İşte, işin bu aşamasında devreye Amerika’nın yönettiği Deniz Baykal haini girer.
Neden mi girer?
Şundan:
Aşağıdaki aktarmayı okuyalım, lütfen:
“AK PARTİ BİR PROJE PARTİSİDİR”
“Abdurrahim Karslı: Yok yineleyeyim. Bir grup gazeteci arkadaş, bizim de kurucu arkadaşlarımız ile birlikte benim evimi ziyarete geldiler. Yemek yedik, sohbet ettik. Sohbet esnasında, bizim Medya ve Tanıtımdan Sorumlu Genel Başkan Yardımcımız Şeyda Açıkkol, bir soru sordu. Dedi ki gazeteci ve hazırda olan arkadaşlara;
“1- Ak Parti ile ilgili düşünceniz nedir bu gelinen noktada?
“2- Biz yeni bir parti kurduk Merkez Parti ile ilgili ne düşünüyorsunuz”

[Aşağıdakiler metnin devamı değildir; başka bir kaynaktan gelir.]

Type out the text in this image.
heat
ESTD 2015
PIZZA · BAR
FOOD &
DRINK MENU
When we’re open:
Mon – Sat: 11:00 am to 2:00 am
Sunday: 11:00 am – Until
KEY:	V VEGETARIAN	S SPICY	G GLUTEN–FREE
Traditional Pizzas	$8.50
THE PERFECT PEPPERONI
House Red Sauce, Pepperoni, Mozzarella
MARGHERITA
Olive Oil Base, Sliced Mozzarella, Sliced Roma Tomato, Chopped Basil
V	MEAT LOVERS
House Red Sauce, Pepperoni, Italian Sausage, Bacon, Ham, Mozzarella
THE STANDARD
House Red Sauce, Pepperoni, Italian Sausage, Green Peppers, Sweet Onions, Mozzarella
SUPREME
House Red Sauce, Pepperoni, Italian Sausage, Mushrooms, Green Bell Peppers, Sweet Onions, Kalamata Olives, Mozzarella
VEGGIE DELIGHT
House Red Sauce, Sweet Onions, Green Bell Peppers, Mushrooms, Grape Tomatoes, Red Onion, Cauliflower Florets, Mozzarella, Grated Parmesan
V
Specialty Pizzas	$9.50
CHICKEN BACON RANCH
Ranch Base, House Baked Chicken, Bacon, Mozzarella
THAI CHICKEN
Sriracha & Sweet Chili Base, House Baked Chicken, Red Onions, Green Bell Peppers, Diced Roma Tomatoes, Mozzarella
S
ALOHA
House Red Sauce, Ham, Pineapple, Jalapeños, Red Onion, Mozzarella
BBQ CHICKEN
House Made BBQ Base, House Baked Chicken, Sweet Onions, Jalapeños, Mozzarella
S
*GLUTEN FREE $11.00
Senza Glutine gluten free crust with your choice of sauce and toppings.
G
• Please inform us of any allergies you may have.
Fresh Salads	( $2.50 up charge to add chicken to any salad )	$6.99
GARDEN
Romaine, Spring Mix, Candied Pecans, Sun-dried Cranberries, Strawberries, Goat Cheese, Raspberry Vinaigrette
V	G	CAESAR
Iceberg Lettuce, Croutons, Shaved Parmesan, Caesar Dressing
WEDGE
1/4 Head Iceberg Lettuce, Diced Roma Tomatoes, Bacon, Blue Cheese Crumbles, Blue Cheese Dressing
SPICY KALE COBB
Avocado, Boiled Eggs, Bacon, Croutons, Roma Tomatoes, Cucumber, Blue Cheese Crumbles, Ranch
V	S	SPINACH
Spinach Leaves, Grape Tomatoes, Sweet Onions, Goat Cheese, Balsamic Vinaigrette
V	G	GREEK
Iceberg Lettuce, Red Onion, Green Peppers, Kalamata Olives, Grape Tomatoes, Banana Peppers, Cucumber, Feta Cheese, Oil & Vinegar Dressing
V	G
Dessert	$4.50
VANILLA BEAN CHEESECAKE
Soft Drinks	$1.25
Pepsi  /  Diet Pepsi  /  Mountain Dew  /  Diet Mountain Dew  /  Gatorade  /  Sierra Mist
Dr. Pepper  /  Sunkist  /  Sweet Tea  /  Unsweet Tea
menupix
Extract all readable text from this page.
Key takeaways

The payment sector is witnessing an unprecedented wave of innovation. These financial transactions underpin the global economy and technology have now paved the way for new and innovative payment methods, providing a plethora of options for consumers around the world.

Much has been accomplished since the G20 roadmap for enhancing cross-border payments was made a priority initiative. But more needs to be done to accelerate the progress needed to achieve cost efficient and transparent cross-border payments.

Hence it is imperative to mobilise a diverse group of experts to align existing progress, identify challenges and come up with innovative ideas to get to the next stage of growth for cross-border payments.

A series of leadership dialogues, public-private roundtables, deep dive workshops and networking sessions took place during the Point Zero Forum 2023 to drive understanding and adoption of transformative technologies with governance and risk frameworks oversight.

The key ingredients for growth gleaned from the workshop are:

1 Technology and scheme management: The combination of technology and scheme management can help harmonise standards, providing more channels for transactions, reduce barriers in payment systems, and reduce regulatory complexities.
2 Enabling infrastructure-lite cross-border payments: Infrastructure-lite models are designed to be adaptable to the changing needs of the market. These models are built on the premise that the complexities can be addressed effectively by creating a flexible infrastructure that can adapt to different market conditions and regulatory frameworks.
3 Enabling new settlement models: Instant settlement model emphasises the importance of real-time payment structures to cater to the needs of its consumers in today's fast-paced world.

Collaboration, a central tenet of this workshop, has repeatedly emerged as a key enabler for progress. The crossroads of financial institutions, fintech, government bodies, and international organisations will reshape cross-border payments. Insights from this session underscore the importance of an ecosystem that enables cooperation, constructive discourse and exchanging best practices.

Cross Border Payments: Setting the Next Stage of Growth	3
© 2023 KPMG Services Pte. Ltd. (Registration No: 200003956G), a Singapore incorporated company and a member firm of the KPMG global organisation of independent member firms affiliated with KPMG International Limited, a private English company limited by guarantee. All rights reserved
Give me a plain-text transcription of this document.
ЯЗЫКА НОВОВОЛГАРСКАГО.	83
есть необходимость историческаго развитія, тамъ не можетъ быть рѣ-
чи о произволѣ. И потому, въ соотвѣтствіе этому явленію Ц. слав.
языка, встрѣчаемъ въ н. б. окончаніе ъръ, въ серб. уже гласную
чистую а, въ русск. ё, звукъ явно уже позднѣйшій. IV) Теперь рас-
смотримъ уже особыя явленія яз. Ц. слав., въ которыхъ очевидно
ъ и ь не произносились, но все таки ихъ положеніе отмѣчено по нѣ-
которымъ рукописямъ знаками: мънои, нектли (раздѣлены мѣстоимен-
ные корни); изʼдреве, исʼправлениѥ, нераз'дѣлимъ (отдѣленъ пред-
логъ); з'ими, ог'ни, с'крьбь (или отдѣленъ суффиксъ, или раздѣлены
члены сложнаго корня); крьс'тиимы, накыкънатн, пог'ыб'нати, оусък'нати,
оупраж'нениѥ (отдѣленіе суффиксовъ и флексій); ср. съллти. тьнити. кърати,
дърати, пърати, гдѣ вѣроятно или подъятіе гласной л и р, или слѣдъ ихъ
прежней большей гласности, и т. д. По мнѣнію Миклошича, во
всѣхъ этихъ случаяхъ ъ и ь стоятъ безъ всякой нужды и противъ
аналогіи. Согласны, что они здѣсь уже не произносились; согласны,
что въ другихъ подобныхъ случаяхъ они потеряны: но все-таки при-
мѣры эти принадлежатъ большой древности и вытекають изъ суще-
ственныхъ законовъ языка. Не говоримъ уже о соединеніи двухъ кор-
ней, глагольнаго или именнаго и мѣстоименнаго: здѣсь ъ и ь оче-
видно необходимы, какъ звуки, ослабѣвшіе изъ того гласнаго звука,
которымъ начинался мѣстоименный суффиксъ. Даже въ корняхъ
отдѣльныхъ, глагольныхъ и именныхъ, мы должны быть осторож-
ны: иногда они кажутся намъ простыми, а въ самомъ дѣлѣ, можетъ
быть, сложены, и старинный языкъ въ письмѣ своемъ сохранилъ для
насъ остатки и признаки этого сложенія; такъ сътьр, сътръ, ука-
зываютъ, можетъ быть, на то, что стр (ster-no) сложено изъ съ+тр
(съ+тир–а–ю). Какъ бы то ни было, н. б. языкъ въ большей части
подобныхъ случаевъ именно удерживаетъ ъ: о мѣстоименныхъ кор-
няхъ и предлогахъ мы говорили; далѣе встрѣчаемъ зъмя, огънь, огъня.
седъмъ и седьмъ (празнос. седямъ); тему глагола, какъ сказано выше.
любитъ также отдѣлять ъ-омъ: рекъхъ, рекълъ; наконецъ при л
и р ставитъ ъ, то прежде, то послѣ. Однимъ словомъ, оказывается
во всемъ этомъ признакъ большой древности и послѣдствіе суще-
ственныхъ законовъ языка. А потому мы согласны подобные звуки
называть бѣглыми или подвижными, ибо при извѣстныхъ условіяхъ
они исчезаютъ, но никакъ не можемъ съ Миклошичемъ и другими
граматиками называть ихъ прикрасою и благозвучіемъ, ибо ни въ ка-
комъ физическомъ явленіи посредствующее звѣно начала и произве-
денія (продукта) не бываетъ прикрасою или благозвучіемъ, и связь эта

“Orada muhtelif arkadaşlar vardı, demin yukarıda ismini söylediğim Ak Parti’ye çok hizmet eden, fikir babası, halen içinde olan, çok müdafaa eden gazeteci yazar, benim de eskiden beri tanıdığım, düşünce insanı olarak bildiğim Abdurrahman Dilipak da vardı. Hatta benden yaşça büyük olduğu için ben ona ağabey diye hitap ederim. O da orada vardı. Bu soruya mukabil işte insanlar fikrini söylerken o da fikrini söyledi. Dedi ki “Ak Parti ben de bunu çok da yazdım” dedi, “saklamaya gerek yok her yerde de bu mevcut” dedi. “Ak Parti bir proje partisidir” dedi. “Ne projesi?” dediler. “Bir tarihte, 90’lı yıllarının başından sonra küresel güçler, emperyalist güçler bunun içinde ABD, İngiltere, İsrail falan Türkiye’ye gidip gelmeye başladı. Bizlerle de görüşmeye başladı. ‘Niye gelip gidiyorlardı?’ dediler. Bundan sonra Türkiye’de siyasal İslamcılar ile birlikte çalışmak istiyoruz. Çünkü yükselen trend siyasal İslam. Çünkü, Erbakan hoca ve ekibi gittikçe yükselen trendde puan almaya başlamış. Biz sizinle çalışmak istiyoruz biz anlaşma yapalım” yani kendi anlattı.
“Cem Özer: Neden Erbakan Hoca madem yükseliyor onunla anlaşma yapmıyorlar?
“Abdurrahim Karslı: Erbakan hocaya teklif etmişler. Hatta bunu da söyledi. “O kabul etmedi” dedi. Yani nasıl bir anlaşma?
“Anlaşma şu:
“1. Biz sizi iktidara taşıyalım.
“2. Size iktidarda sorun çıkaracakları opere edelim.
“3. Size gerekli finansal destekleri getirelim.
“Cem Özer: Yani o zaman kabul ediyor ameliyatı. Memleketi üzerinde kendine yana olursa ameliyatı kabul ediyor…
“Abdurrahim Karslı: Tabiî.
“Cem Özer: Ben memleketin üzerinde ameliyat yaptırmam derken, o zaman yaptırıyor.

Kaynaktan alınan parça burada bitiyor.